In this news, we discuss the Facebook gains court backing in document row with EU regulators.
BRUSSELS (Reuters) – Facebook FB.O on Thursday secured support from the second-highest European court in a row with EU antitrust regulators on Thursday for what the US company calls excessive data requests after a judge set specific conditions for access to its documents.
The American social media group challenged the European Commission before the Luxembourg Court in July over its requests for access to documents in the context of two investigations related to its mine of data and its online marketplace.
Facebook alleged that EU antitrust regulators were looking for information beyond what was necessary, including highly personal details.

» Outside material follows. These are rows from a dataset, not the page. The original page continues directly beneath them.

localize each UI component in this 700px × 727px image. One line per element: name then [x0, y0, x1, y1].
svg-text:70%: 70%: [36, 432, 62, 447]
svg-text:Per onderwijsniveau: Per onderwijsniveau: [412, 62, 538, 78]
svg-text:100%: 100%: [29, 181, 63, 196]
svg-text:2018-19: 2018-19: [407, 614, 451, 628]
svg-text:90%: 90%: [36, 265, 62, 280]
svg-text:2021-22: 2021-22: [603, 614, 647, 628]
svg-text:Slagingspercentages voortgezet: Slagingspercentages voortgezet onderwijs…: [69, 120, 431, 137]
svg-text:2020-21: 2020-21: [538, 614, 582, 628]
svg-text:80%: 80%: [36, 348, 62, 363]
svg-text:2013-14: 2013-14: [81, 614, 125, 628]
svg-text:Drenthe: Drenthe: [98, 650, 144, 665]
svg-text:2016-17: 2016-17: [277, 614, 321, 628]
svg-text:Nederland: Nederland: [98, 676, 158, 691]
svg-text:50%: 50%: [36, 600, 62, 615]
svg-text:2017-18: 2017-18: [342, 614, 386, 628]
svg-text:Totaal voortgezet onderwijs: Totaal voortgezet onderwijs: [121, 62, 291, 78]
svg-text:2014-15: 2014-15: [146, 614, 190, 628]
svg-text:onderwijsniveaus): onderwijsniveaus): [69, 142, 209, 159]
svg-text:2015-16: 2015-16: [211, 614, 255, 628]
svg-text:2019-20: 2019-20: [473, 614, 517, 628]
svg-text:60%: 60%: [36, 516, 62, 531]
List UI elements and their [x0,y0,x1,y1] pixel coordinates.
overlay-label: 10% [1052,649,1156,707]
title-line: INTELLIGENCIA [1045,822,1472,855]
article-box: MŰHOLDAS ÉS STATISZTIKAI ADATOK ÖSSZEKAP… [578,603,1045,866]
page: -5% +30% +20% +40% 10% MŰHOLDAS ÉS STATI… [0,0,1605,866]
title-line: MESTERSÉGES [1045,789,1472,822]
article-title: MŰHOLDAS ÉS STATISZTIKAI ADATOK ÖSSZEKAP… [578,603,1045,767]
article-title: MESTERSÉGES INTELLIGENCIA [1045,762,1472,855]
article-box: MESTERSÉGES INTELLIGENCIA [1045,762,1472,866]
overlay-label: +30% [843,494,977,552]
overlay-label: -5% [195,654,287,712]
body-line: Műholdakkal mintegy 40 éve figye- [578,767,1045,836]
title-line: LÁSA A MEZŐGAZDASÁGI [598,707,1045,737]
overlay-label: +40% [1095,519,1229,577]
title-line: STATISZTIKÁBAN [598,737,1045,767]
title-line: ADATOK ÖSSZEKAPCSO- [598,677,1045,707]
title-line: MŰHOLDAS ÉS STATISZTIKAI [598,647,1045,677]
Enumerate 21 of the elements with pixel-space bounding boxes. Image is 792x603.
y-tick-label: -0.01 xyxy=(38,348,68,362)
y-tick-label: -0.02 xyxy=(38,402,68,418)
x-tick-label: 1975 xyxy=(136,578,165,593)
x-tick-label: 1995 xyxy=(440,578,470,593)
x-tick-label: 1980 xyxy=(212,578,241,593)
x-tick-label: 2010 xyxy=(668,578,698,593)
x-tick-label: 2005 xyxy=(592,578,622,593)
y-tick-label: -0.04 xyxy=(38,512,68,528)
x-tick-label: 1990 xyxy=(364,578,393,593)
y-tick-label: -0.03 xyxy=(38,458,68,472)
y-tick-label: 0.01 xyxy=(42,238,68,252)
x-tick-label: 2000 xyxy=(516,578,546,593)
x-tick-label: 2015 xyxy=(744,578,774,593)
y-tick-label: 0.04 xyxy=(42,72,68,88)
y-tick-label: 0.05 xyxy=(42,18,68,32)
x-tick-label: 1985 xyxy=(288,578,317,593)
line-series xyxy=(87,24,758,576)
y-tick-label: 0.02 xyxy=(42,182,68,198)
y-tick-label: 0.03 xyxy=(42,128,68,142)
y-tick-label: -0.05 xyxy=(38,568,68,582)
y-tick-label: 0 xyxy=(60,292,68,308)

The Tribunal declared Facebook will send the requested documents related to its business activities at the European Commission.
“These documents are then placed in a virtual data room which must be accessible to as limited a number of members of the investigation team as possible, in the presence (virtual or physical) of an equivalent number of Facebook Irish lawyers ”, declared the President of the Court, Marc van der Woude.
Facebook, which said it has already provided more than a million documents to EU antitrust authorities, welcomed the court ruling.
“We particularly welcome its assessment that highly personal and irrelevant information enjoys strong legal protections that must be respected in the Commission’s ongoing investigation,” the company said in a statement.
In their trawl Facebook documents, EU regulators focused on 2,500 search phrases that include ‘big question’, ‘stop’ and ‘not good for us’, and which could also be found in employee health information or even job applications, a person familiar with the subject previously told Reuters.
Failure to comply with the regulators’ request for documents can result in daily penalties of 8 million euros ($ 9.5 million).
The cases are T-451/20 R, T-452/20 R.